O vício do pensamento excessivamente técnico, restrito a uma área ou profissão pode ser uma
desvantagem para o exercício da função gerencial. A visão extremamente técnica é análoga a uma
visão através de um túnel: vê-se a luz ou ambiente ao final, porém restrita à dimensão deste túnel. Na
profissão, vê-se somente um caminho obscurecido pela impenetrabilidade dos raios de outros
conhecimentos.

A arte de pensar e julgar que caracteriza a gerência exige maior amplitude e lateralidade de
pensamento. Por isso é recomendado aos dirigentes que adquiram mais conhecimentos ou mesmo
formação avançada para estimular a sua mente e curiosidade, na busca de novos horizontes e
perspectivas sobre a realidade em que estão inseridos.

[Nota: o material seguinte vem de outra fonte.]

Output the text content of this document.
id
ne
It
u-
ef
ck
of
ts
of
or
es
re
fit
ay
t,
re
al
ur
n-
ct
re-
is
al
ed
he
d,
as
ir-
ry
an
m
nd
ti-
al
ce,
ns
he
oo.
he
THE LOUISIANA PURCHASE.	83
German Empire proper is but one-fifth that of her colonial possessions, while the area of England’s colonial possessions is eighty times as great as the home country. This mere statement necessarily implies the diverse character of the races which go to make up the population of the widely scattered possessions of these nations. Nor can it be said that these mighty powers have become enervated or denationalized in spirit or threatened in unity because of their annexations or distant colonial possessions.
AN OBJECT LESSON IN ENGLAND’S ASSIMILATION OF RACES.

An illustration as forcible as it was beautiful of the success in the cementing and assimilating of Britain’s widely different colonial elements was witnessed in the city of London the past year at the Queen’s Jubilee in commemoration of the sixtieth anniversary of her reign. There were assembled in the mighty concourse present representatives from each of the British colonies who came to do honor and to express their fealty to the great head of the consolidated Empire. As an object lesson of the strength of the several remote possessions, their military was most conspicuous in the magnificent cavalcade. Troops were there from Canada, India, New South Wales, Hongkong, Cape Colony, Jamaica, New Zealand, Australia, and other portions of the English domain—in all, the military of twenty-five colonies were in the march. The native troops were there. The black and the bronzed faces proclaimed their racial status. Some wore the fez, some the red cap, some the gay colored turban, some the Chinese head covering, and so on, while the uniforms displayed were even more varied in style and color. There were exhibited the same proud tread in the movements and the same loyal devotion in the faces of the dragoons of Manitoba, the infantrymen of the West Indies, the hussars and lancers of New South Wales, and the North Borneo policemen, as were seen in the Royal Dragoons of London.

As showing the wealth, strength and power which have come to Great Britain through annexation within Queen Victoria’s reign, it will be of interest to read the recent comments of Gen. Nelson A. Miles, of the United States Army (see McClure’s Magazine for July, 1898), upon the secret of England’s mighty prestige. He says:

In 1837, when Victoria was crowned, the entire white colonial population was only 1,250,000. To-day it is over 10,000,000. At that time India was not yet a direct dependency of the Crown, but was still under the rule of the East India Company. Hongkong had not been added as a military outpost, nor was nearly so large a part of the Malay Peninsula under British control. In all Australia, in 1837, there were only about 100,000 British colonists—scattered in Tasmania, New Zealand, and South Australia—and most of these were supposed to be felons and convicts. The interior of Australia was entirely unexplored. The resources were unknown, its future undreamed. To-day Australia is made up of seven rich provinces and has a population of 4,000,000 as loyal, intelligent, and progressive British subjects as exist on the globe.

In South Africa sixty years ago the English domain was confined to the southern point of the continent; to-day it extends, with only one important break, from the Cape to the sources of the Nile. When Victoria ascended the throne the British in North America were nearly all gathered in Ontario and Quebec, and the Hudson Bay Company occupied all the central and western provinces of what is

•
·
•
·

Assim o aprendizado sobre a gestão para formar dirigentes e líderes também não deve se limitar
ao domínio de técnicas administrativas. Estas técnicas servem apenas para melhorar as estruturas e
procedimentos organizacionais. Melhorar o que existe é importante, mas aprender coisas novas é
crucial para sobrevivência e relevância. Rotinizar tecnicamente a instituição contribui apenas para
que os atuais dirigentes executem melhor suas tarefas do que seus antecessores e que seus sucessores
se saiam tão bem quanto eles. Especialistas em técnicas administrativas são essenciais, mas não mais
difíceis de se encontrar no mercado de trabalho. Capacidade gerencial é mais rara, pois exige
habilidades mais complexas: capacidade analítica, de julgamento, de decisão e liderança e de
enfrentar riscos e incertezas. Além do mais, o mundo moderno exige dos dirigentes uma grande
capacidade de negociação entre interesses e demandas múltiplas e de integração de fatores
organizacionais cada dia mais ambíguos e diversos. Essa capacidade gerencial moderna só se
consegue através do aprendizado gerencial mais sistematizado. Não se trata de um processo
educacional para formar um produto, mas para abrir um caminho a novos valores e alternativas.

(Texto extraído do capítulo 2 da obra de Paulo Roberto Motta, “Gestão Contemporânea: A Ciência e a Arte
de Ser Dirigente”, Record, 7ª edição).